The basic regex match function is:
regex(pattern, text, mode="standard")
The possible modes are standard which looks for an exact match between the pattern and the string, returning a Boolean, begin which matches the regex with the beginning of the string and returns the list of matching strings, end which matches with the end of a string and returns the list of matches, any which will look for matches between the pattern and every substring, returning a list of matches.
Example:
regex("abc*\d", "abccc1)
returns true
This function can be applied to more complex regex expressions, such as:
regex("^(a|b|c)(1|2|3)", "a23")
which returns true.
The function:
match_capture(pattern, text)
attempts to match the pattern with a user provided string passed as the second argument. It returns a list of captured strings, it will fail with an error message if a suitable match is not found for one of the expressions to capture. Backtracking is not performed and the operators are greedy by default.
As an example the calls:
match_capture("{A}{[0-9]*}-{[0-9]*}-{[0-9]*}", "A328-32-67"))
match_capture("{[a-z]*}-{[a-z]*}", "first-second")
will return:
['A', '328', '32', '67']
['first', 'second]
All quantifiers are greedy in both the stardard regex mode and the match_capture function, backtracking is not supported.

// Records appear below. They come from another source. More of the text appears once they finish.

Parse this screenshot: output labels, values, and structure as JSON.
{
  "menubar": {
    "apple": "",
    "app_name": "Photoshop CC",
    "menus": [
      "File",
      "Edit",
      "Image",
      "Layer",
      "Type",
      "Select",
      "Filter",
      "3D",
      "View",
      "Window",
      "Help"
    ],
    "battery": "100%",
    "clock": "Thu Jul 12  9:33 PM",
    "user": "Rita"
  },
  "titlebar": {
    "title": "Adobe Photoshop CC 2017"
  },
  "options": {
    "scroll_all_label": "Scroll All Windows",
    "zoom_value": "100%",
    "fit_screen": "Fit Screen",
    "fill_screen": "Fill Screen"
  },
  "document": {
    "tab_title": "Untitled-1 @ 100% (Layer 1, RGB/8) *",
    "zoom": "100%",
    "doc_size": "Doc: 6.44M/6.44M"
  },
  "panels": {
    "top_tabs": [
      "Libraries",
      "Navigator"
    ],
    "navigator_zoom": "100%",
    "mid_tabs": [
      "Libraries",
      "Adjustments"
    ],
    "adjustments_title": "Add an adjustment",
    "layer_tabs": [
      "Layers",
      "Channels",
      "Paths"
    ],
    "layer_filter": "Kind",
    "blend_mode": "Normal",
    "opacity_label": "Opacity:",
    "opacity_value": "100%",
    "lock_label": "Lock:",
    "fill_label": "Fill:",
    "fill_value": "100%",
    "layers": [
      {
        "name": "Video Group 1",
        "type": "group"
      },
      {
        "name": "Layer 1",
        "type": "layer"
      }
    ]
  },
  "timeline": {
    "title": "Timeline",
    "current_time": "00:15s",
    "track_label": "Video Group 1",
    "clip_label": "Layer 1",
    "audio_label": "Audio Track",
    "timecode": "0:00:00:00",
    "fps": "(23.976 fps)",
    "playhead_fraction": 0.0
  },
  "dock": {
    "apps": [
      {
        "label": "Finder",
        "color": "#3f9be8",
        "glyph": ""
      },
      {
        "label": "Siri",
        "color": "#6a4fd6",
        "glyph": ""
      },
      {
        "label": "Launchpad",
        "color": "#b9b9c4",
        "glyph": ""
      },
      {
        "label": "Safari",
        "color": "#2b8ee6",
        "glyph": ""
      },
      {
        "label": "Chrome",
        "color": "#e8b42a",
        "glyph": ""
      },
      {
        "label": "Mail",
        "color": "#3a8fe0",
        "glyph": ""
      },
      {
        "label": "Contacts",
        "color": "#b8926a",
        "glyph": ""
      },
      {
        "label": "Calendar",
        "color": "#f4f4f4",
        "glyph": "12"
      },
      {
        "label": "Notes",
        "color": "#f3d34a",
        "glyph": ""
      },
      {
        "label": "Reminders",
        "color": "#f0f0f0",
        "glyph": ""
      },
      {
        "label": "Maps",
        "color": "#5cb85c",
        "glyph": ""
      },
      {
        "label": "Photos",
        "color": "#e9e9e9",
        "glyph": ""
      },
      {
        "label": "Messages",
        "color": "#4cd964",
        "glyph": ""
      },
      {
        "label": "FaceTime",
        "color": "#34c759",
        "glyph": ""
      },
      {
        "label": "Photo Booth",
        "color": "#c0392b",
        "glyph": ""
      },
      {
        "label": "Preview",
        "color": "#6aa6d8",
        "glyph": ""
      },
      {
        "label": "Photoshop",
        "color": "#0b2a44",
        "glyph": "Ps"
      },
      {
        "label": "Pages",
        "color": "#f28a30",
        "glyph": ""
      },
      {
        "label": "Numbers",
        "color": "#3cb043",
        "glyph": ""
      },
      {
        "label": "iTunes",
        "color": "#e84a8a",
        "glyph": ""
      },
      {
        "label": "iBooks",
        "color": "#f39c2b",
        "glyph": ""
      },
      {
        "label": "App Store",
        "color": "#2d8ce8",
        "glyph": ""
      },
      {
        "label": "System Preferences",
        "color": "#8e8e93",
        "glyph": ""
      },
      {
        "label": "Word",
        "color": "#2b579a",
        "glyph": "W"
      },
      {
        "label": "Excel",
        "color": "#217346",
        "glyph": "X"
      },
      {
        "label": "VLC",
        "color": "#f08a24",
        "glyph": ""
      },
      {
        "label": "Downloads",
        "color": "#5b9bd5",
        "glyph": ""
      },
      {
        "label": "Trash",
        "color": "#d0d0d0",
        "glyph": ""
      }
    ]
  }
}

- * -> match zero or more times
- + -> match one or more times
- ? -> match zero or one time
- | -> OR operator
- Ranges (syntax: /(expr)[n:m]/ ) will match the expression between n and m times
These constructs help with matching characters which belong to a common type.
- [0-9] -> match any digit
- [a-z] -> match any lower case character
- [A-Z] -> match any upper case character
- [a-zA-Z0-9] -> match any alphanumeric character
- [chars] matches any character in group enclosed by parenthesis, ex. [abcd]
- "." (wildcard) matches any character
- \w -> matches any alphabetic character
- \d -> matches numeral character
- \s -> matches whitespace
- (reserved_character) -> will treat the reserved character as a literal to match
The modifiers can effectively call the regex() function with the "begin" or "end" mode without having to specify it in the function call.
- ^ causes the regex function to match the pattern to the beginning of a string (ex: "^ab")
- $ causes the regex function to match to the end of the string (ex: "abc$")